Dracula The Un-Dead is a bone-chilling sequel based on Bram Stoker's own handwritten notes for characters and plot threads excised from the original edition. Dracula The Un-Dead begins in 1912, twenty-five years after Dracula "crumbled into dust." Van Helsing's protégé, Dr. Jack Seward, is now a disgraced morphine addict obsessed with stamping out evil across Europe. Meanwhile, an unknowing Quincey Harker, the grown son of Jonathan and Mina, leaves law school for the London stage, only to stumble upon the troubled production of "Dracula," directed and produced by Bram Stoker himself.
The play plunges Quincey into the world of his parents' terrible secrets, but before he can confront them he experiences evil in a way he had never imagined. One by one, the band of heroes that defeated Dracula a quarter-century ago is being hunted down. Could it be that Dracula somehow survived their attack and is seeking revenge? Or is their another force at work whose relentless purpose is to destroy anything and anyone associated with Dracula?
I've been having really bad luck with choosing books lately. I've never had so many books making me want to build a bonfire in my backyard. This is definitely one of the ones I would burn while jumping and singing for joy.
Where to begin?
I wanted to read this book because I truly enjoyed the original Dracula. I didn't really care too much that it was written by Bram Stoker's great grand-nephew, but if anything, I thought he at least would have respect for his great uncle's masterpiece. Boy was I wrong.

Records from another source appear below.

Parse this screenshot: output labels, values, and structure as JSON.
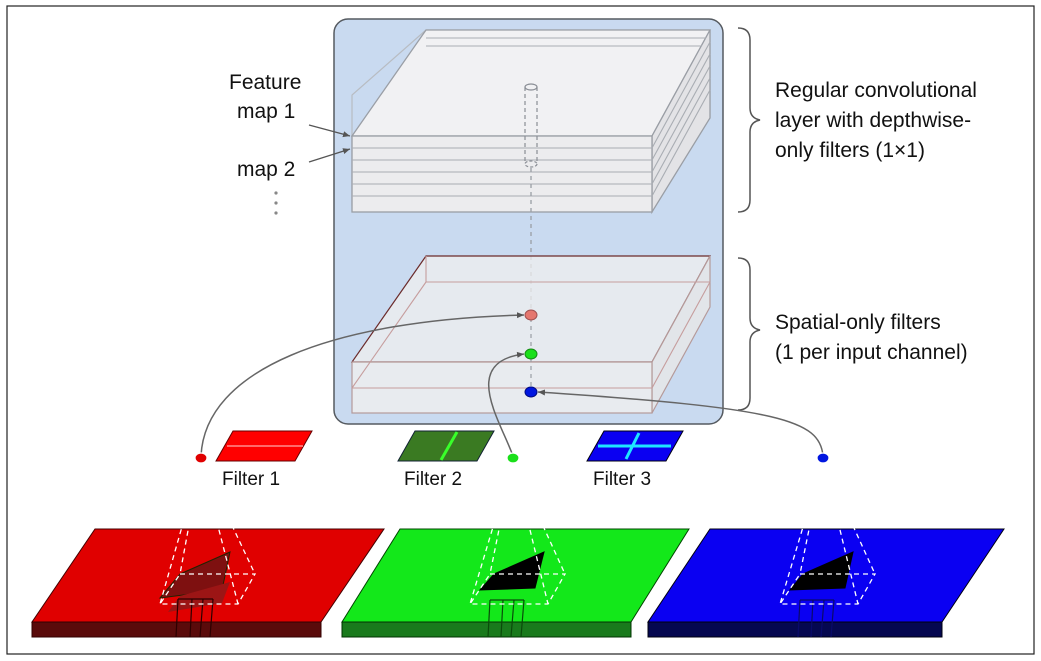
{
  "labels": {
    "feature_map_1_line1": "Feature",
    "feature_map_1_line2": "map 1",
    "feature_map_2": "map 2",
    "ellipsis": "⋮",
    "regular_layer_line1": "Regular convolutional",
    "regular_layer_line2": "layer with depthwise-",
    "regular_layer_line3": "only filters (1×1)",
    "spatial_line1": "Spatial-only filters",
    "spatial_line2": "(1 per input channel)",
    "filter_1": "Filter 1",
    "filter_2": "Filter 2",
    "filter_3": "Filter 3"
  },
  "colors": {
    "panel_fill": "#c9daf0",
    "panel_stroke": "#555a60",
    "red": "#e00000",
    "red_dark": "#5a0b0b",
    "green": "#13e81a",
    "green_dark": "#197a1c",
    "green_filter": "#3a7a22",
    "green_filter_line": "#39ff2a",
    "blue": "#0a00f2",
    "blue_dark": "#050850",
    "blue_filter_line": "#1ee6ff",
    "point_red": "#e5776f",
    "point_green": "#1adf1a",
    "point_blue": "#0016e0"
  },
  "channels": [
    "red",
    "green",
    "blue"
  ]
}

There are so many things wrong with this book. From erroneous characterization (Jonathan Harker as a drunk, really?) to just things that are so unbelievable (like Mina knowing how to drive a car, think about that, a high class woman in Victorian England just knows how to drive?) to completely predictable situations (like Quincey Harker really being Dracula's son, not Jonathan's, which you could see coming from the very first chapter and being told ad nauseum that there was a secret Mina kept from him)
The main villain, Bathory was also a joke. She was completely one dimensional, which made her soooooo evil she was actually funny. Her tantrums are the stuff of sketch comedies.
Dracula was, of course, not dead and he appears as a weak second-rate version of himself. If you loved him in the original, then RUN from this book, because it will screw with your head and mar the way you pictured him.
Stoker, Dacre not Bram, wanted to clarify the mistakes his predecessor made in the historical aspects of Dracula. He actually had Dracula, using the name Basarab, give a fictional Stoker a lecture about the faults in his book. This alone is enough to make you want to throw hot coffee on the book (or at least for me, I actually had to will myself to PUT THE COFFEE DOWN). A little subtlety, Dacre dear, okay?
And then there's the ending. Wow.
Mian becomes a vampire and dies all in the same half hour, it seems. Dracula dies, or so we think...completely set up for a sequel. And then, we see Quincey getting on a ship to New York, and behind him, without him realizing, are two crates with the name Basarab on them which also get on the ship. Can you guess which ship?
That's right, the Titanic. Marinate in that for a bit: vampire Mina, Dracula and their son Quincey on the Titanic. What do you think they'll do when the boats sinking?
I guess we'll find out, because he's making a SEQUEL!